It’s understandable, considering the team ended its season with an 83-80 overtime loss to St. Louis in the second round of the NCAA Tournament — only to be followed by the loss of its star small forward and the ACC Player of the Year, T.J. Warren, who announced in April he would declare for the draft.
The players know people are already discounting them, saying they can’t make an NCAA run without Warren, who led the ACC in scoring last year.
“Our guys, they had a great appreciation for T.J. last year,” Coach Mark Gottfried said.
“They clearly know that, without him last year, we weren’t going to the NCAA Tournament. They get it.
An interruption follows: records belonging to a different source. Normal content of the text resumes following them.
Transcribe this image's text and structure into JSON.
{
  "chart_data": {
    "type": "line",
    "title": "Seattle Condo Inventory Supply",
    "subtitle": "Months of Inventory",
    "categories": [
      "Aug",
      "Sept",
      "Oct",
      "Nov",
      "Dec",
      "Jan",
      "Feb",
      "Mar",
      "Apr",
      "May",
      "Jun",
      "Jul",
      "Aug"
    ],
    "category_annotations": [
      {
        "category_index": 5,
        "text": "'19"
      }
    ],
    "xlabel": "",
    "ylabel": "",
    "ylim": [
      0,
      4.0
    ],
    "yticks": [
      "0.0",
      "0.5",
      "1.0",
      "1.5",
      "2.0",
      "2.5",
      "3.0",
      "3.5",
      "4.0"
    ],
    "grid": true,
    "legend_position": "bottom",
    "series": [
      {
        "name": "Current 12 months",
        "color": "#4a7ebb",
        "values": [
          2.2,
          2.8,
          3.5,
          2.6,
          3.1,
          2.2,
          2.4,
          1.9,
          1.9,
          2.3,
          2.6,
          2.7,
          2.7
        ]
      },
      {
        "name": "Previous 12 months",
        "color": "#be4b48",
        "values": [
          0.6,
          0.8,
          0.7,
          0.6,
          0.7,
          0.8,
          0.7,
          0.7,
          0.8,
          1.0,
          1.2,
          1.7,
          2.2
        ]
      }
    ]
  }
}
Yet now, there’s the competitive nature of each guy that says, ‘Hey we want to prove to everybody that we can win without that guy.’”
Ralston Turner, a redshirt senior guard, said the team will have to step up together to fill the gap left by Warren.
“I think we need to do it as a committee,” he said. “T.J. was a great player, in my opinion the best in the country, so he did a lot of great things, but I don’t think one person can do what he did.”
Gottfried said he thinks the team will play better defensively this year after dismal performances in 2013-14, when the N.C. State was among the worst in the ACC in nearly every defensive category.
Just like a season ago, the team is young — 10 of its 16 members are underclassmen — and Gottfried said they have struggled with inconsistent play during practice.